Luftfilter in Schulen
Ein Luftfilter wird in einen Klassenraum der Integrierten Gesamtschule IGS Lehrte geschoben. Millionen Euro an Fördermitteln für Luftfilter wurden von den Ländern nicht abgerufen. 

Luftfilter: Länder rufen nur 22 Prozent der Bundesmittel ab

Die Bundesländer haben weniger als ein Viertel der Bundesmittel für mobile Luftreiniger an Schulen und Kitas abgerufen. Das geht aus einer Bilanz zum Ende der Förderung hervor, die das Bundeswirtschaftsministerium der Deutschen Presse-Agentur auf Anfrage übermittelt hat.

Demnach hatten die Länder bis zum 11. August dieses Jahres knapp 43,2 Millionen der verfügbaren Mittel in Höhe von 200 Millionen Euro in Anspruch genommen. Das entspricht knapp 22 Prozent. Zuvor hatte der Fachdienst «Table Media» über die Abrufzahlen berichtet - allerdings über einen früheren Stand.

Bei den Zahlen, die dpa nun vorliegen, handelt es sich dem Ministerium zufolge um die endgültige Bilanz der Auszahlungen. Weitere seien nicht vorgesehen, da das Förderprogramm für mobile Luftfilter am 31. Juli dieses Jahres ausgelaufen sei.

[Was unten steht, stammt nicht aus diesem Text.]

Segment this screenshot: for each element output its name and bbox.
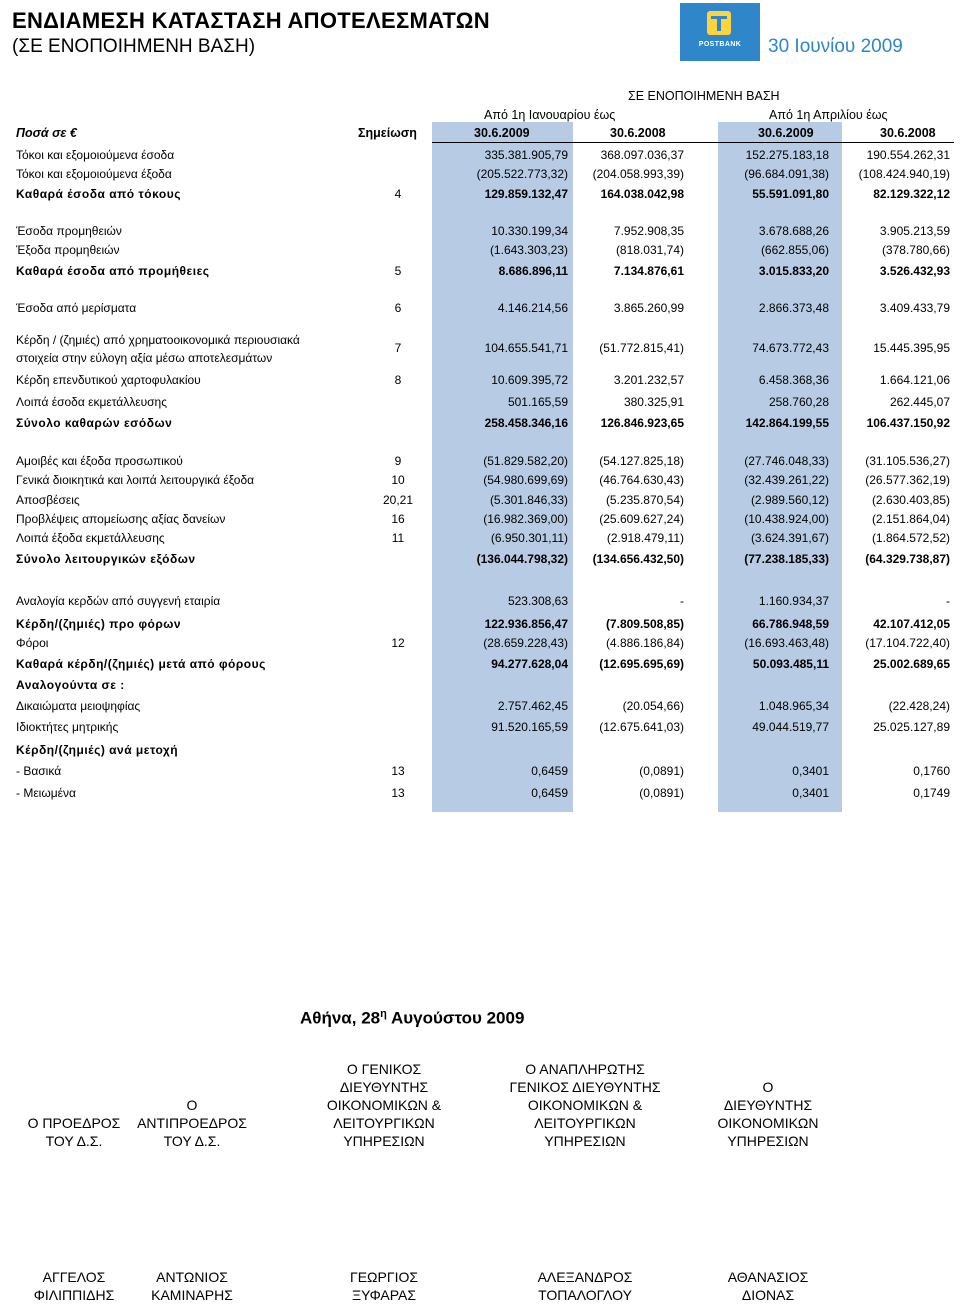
signatory-title <box>668 1078 868 1150</box>
row-value: (136.044.798,32) <box>476 552 568 566</box>
row-value: (54.127.825,18) <box>599 454 684 468</box>
signatory-title-line: ΥΠΗΡΕΣΙΩΝ <box>727 1133 809 1149</box>
row-value: 91.520.165,59 <box>491 720 568 734</box>
row-label: - Βασικά <box>16 764 62 778</box>
row-note: 20,21 <box>382 493 414 507</box>
date-col-2: 30.6.2008 <box>610 126 666 140</box>
row-value: (96.684.091,38) <box>744 167 829 181</box>
row-value: 3.015.833,20 <box>758 264 829 278</box>
row-label: Σύνολο καθαρών εσόδων <box>16 416 173 430</box>
row-value: 55.591.091,80 <box>752 187 829 201</box>
row-label: Καθαρά κέρδη/(ζημιές) μετά από φόρους <box>16 657 266 671</box>
signatory-title-line: Ο ΠΡΟΕΔΡΟΣ <box>27 1115 121 1131</box>
row-label: Λοιπά έξοδα εκμετάλλευσης <box>16 531 165 545</box>
row-label: Καθαρά έσοδα από προμήθειες <box>16 264 210 278</box>
row-label: Καθαρά έσοδα από τόκους <box>16 187 181 201</box>
signatory-name-line: ΓΕΩΡΓΙΟΣ <box>350 1269 418 1285</box>
row-value: (2.151.864,04) <box>871 512 950 526</box>
row-label: Αποσβέσεις <box>16 493 80 507</box>
row-label: Γενικά διοικητικά και λοιπά λειτουργικά έξοδα <box>16 473 255 487</box>
row-value: (31.105.536,27) <box>865 454 950 468</box>
row-value: 82.129.322,12 <box>873 187 950 201</box>
row-value: (0,0891) <box>639 786 684 800</box>
row-value: 1.048.965,34 <box>758 699 829 713</box>
row-label: Αναλογία κερδών από συγγενή εταιρία <box>16 594 221 608</box>
row-value: (54.980.699,69) <box>483 473 568 487</box>
signatory-name-line: ΞΥΦΑΡΑΣ <box>351 1287 417 1303</box>
row-value: 368.097.036,37 <box>600 148 684 162</box>
row-value: 74.673.772,43 <box>752 341 829 355</box>
row-label: Κέρδη/(ζημιές) προ φόρων <box>16 617 182 631</box>
row-label: Δικαιώματα μειοψηφίας <box>16 699 141 713</box>
row-value: (2.918.479,11) <box>606 531 684 545</box>
row-label: Τόκοι και εξομοιούμενα έξοδα <box>16 167 172 181</box>
signatory-title <box>485 1060 685 1150</box>
row-label: Κέρδη/(ζημιές) ανά μετοχή <box>16 743 179 757</box>
row-value: (26.577.362,19) <box>865 473 950 487</box>
postbank-logo <box>680 3 760 61</box>
row-label: Προβλέψεις απομείωσης αξίας δανείων <box>16 512 226 526</box>
row-value: (64.329.738,87) <box>865 552 950 566</box>
row-value: 3.678.688,26 <box>758 224 829 238</box>
row-note: 11 <box>391 531 405 545</box>
row-value: (4.886.186,84) <box>605 636 684 650</box>
signatory-title-line: ΔΙΕΥΘΥΝΤΗΣ <box>339 1079 429 1095</box>
row-label: Κέρδη / (ζημιές) από χρηματοοικονομικά περιουσιακά <box>16 333 300 347</box>
row-value: 10.609.395,72 <box>491 373 568 387</box>
row-value: (2.989.560,12) <box>750 493 829 507</box>
row-value: 4.146.214,56 <box>497 301 568 315</box>
signatory-name-line: ΑΓΓΕΛΟΣ <box>42 1269 106 1285</box>
row-value: 152.275.183,18 <box>745 148 829 162</box>
row-note: 4 <box>394 187 402 201</box>
signatory-title-line: ΟΙΚΟΝΟΜΙΚΩΝ & <box>527 1097 643 1113</box>
signatory-title-line: ΛΕΙΤΟΥΡΓΙΚΩΝ <box>333 1115 435 1131</box>
period2-header: Από 1η Απριλίου έως <box>769 108 888 122</box>
row-value: (6.950.301,11) <box>490 531 568 545</box>
row-label: Ιδιοκτήτες μητρικής <box>16 720 119 734</box>
date-col-3: 30.6.2009 <box>758 126 814 140</box>
signatory-name-line: ΤΟΠΑΛΟΓΛΟΥ <box>538 1287 632 1303</box>
date-col-1: 30.6.2009 <box>474 126 530 140</box>
signatory-title-line: ΟΙΚΟΝΟΜΙΚΩΝ <box>717 1115 819 1131</box>
row-value: 0,1760 <box>913 764 950 778</box>
row-value: (1.864.572,52) <box>871 531 950 545</box>
row-value: 6.458.368,36 <box>758 373 829 387</box>
row-value: 0,6459 <box>531 764 568 778</box>
signatory-title-line: Ο <box>186 1097 198 1113</box>
signatory-name-line: ΚΑΜΙΝΑΡΗΣ <box>151 1287 233 1303</box>
signatory-title-line: Ο ΓΕΝΙΚΟΣ <box>346 1061 422 1077</box>
row-value: (16.982.369,00) <box>483 512 568 526</box>
row-label: Έσοδα προμηθειών <box>16 224 122 238</box>
row-value: (1.643.303,23) <box>489 243 568 257</box>
amount-label: Ποσά σε € <box>16 126 77 140</box>
row-note: 8 <box>394 373 402 387</box>
logo-text: POSTBANK <box>698 41 742 48</box>
signatory-name-line: ΑΝΤΩΝΙΟΣ <box>156 1269 228 1285</box>
row-value: (51.829.582,20) <box>483 454 568 468</box>
row-value: (205.522.773,32) <box>476 167 568 181</box>
signatory-title-line: ΥΠΗΡΕΣΙΩΝ <box>343 1133 425 1149</box>
tt-logo-icon <box>707 11 731 35</box>
row-value: 258.458.346,16 <box>484 416 568 430</box>
row-value: 164.038.042,98 <box>600 187 684 201</box>
row-value: 3.409.433,79 <box>879 301 950 315</box>
row-value: (77.238.185,33) <box>744 552 829 566</box>
row-label: Έσοδα από μερίσματα <box>16 301 137 315</box>
row-note: 9 <box>394 454 402 468</box>
signatory-title <box>92 1096 292 1150</box>
signatory-name-line: ΑΛΕΞΑΝΔΡΟΣ <box>537 1269 633 1285</box>
period1-header: Από 1η Ιανουαρίου έως <box>484 108 616 122</box>
row-value: (10.438.924,00) <box>744 512 829 526</box>
row-value: (378.780,66) <box>881 243 950 257</box>
row-label: Σύνολο λειτουργικών εξόδων <box>16 552 196 566</box>
row-value: 3.865.260,99 <box>613 301 684 315</box>
signatory-title-line: ΥΠΗΡΕΣΙΩΝ <box>544 1133 626 1149</box>
row-value: (0,0891) <box>639 764 684 778</box>
row-note: 13 <box>391 764 405 778</box>
row-value: (5.235.870,54) <box>605 493 684 507</box>
note-header: Σημείωση <box>358 126 417 140</box>
row-value: 42.107.412,05 <box>873 617 950 631</box>
row-value: 0,3401 <box>792 786 829 800</box>
signatory-title-line: ΤΟΥ Δ.Σ. <box>163 1133 221 1149</box>
row-note: 12 <box>391 636 405 650</box>
row-note: 13 <box>391 786 405 800</box>
row-label: Αναλογούντα σε : <box>16 678 125 692</box>
row-value: (32.439.261,22) <box>744 473 829 487</box>
signatory-title <box>284 1060 484 1150</box>
row-value: 7.952.908,35 <box>613 224 684 238</box>
row-value: 1.160.934,37 <box>758 594 829 608</box>
row-label: - Μειωμένα <box>16 786 76 800</box>
signatory-name <box>485 1268 685 1304</box>
row-label: Κέρδη επενδυτικού χαρτοφυλακίου <box>16 373 201 387</box>
row-value: (204.058.993,39) <box>592 167 684 181</box>
signatory-name-line: ΔΙΟΝΑΣ <box>741 1287 795 1303</box>
row-value: (12.695.695,69) <box>599 657 684 671</box>
row-value: - <box>680 594 684 608</box>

Eine Verlängerung des Programms ist den Angaben zufolge nicht geplant.

Hamburg ist Spitzenreiter

Die meisten Bundesmittel für mobile Luftfilter, gemessen an den für das jeweilige Bundesland maximal möglichen Auszahlungen, haben demnach die Länder Hamburg (mehr als 87 Prozent), Thüringen (knapp 76 Prozent) und Bremen (fast 58 Prozent) abgerufen. Besonders wenig wurde die Förderung dagegen in Sachsen (knapp 6,5 Prozent) und Rheinland-Pfalz (fünf Prozent) angenommen. Das Saarland belegt mit nur knapp 3,9 Prozent der möglichen Auszahlungssumme den letzten Platz unter den Bundesländern. Dort wurden von der maximal möglichen Förderung in Höhe von knapp 2,4 Millionen Euro lediglich rund 95 000 Euro geltend gemacht.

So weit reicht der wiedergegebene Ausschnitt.